Brian bit down on his words. He watched his father, holding in his initial reaction, waiting for him to explain.

"Other people might not be as accepting of your relationship as your mom and I are." His father must've noticed his defensive posture. He quickly added, "And we are accepting of it, please don't worry about that. But some people might not be. I just want to be sure you're serious about her before you put the two of you through ...."

"Through ...?" Brian knew people might not like it, but he wasn't sure what his father expected to happen. New York wasn't like the states in the south. The thought made him think of Loyola's accent. He still hadn't asked her where she was from.

His father shrugged a shoulder. "I don't know what exactly. Name calling, harassment." He picked up a newspaper from his desk. An article on the desegregation of Arkansas schools was on the front page. "People might throw rocks at you or her."

Brian tried to dismiss his father's concerns. "This isn't Arkansas. Our school's always been integrated." Was she from Arkansas? That might explain her reluctance.

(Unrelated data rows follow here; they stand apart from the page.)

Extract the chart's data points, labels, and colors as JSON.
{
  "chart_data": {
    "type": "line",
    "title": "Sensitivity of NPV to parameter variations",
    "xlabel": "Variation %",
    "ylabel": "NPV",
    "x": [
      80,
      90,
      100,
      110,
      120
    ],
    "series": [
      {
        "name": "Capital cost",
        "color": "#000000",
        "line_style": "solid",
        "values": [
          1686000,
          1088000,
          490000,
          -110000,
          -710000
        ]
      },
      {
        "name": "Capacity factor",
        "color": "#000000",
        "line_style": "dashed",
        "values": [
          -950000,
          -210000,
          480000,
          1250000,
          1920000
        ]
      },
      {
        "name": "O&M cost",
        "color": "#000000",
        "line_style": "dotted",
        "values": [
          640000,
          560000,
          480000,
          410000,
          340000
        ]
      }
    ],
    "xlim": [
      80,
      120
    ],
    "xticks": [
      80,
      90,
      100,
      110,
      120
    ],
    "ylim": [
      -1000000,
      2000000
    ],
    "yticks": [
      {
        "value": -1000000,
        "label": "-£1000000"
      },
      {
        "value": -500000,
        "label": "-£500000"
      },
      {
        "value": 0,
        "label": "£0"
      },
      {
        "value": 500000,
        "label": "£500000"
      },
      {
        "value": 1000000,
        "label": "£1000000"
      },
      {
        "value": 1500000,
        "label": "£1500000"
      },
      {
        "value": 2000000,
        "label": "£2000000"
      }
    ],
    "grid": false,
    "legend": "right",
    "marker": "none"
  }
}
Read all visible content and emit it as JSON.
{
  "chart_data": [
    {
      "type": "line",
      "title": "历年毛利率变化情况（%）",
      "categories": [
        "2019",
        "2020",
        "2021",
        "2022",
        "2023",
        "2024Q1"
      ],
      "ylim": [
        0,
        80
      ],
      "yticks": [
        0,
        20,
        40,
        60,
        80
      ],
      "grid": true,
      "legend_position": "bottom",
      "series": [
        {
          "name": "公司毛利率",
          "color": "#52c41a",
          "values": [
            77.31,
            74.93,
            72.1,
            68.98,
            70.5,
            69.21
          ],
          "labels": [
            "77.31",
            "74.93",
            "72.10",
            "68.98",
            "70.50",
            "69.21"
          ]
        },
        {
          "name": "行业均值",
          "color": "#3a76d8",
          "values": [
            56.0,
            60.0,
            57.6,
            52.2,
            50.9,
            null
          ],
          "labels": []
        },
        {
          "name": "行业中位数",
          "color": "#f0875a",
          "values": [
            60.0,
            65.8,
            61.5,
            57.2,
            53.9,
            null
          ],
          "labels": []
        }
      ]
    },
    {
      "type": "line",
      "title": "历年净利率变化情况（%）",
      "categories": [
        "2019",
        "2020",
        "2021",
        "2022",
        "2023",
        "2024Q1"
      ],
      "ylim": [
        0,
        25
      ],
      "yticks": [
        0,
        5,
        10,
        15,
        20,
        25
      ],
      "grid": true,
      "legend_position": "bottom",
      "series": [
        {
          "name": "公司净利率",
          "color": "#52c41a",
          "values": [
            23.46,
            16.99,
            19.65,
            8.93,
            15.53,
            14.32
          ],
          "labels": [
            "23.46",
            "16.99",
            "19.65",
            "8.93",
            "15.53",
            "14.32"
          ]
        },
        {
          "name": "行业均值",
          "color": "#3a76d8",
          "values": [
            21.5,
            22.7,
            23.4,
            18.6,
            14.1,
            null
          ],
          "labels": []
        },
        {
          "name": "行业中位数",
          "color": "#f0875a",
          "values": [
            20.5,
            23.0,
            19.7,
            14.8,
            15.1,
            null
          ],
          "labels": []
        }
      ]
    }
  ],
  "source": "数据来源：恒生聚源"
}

"I know. Thank the Lord things are pretty good here." Peter shook his head sadly, placing the newspaper back down. "But people might see a difference between letting white and colored children go to school together versus letting them go out on a date together." He paused, staring thoughtfully at Brian. "Is she worth it, son? Is she worth putting both of you through any potential trouble?"

He didn't even have to think about it, didn't hesitate even one second. "She's worth it."

"Then you have our full support, no matter what happens." His father stood up and clapped him on the back.

"Great. Can you talk to her grandfather?" Brian asked, a sarcastic edge to his voice.

"Her grandfather?" Peter sat back down.

"He's against it. Because I'm white."

Peter frowned. "And her parents?"

"Died. A car accident, I think." He shifted in his seat. "It's just her and her grandfather."

"How does Loyola feel?" his father asked.

"I'm not sure." Brian shrugged a shoulder. "She says she likes me, too, but that it can't work, because her grandfather won't stand for it. Because I'm white."

"I'm sorry, son." Peter sighed again. "You made me go through that whole bit just to say it doesn't matter anyway? You did try to say that at the beginning, didn't you?"

"So you think I should give up on her then?" Brian shook his head. "I really like her, Dad. I can't just forget about her. I don't want to forget about her."

Peter stared quietly at Brian for a long moment. "I hate to go against the wishes of any parental figure, but in this case—" He sighed again, filling the air with a heaviness. "If you really like her, if you love her, if you think you want to have a future with her, and if you honestly think she feels the same ... if you think there's a real chance for the two of you to be happy together, you should fight for her."

Brian smiled for the first time since he'd taken Loyola home. He would fight for her.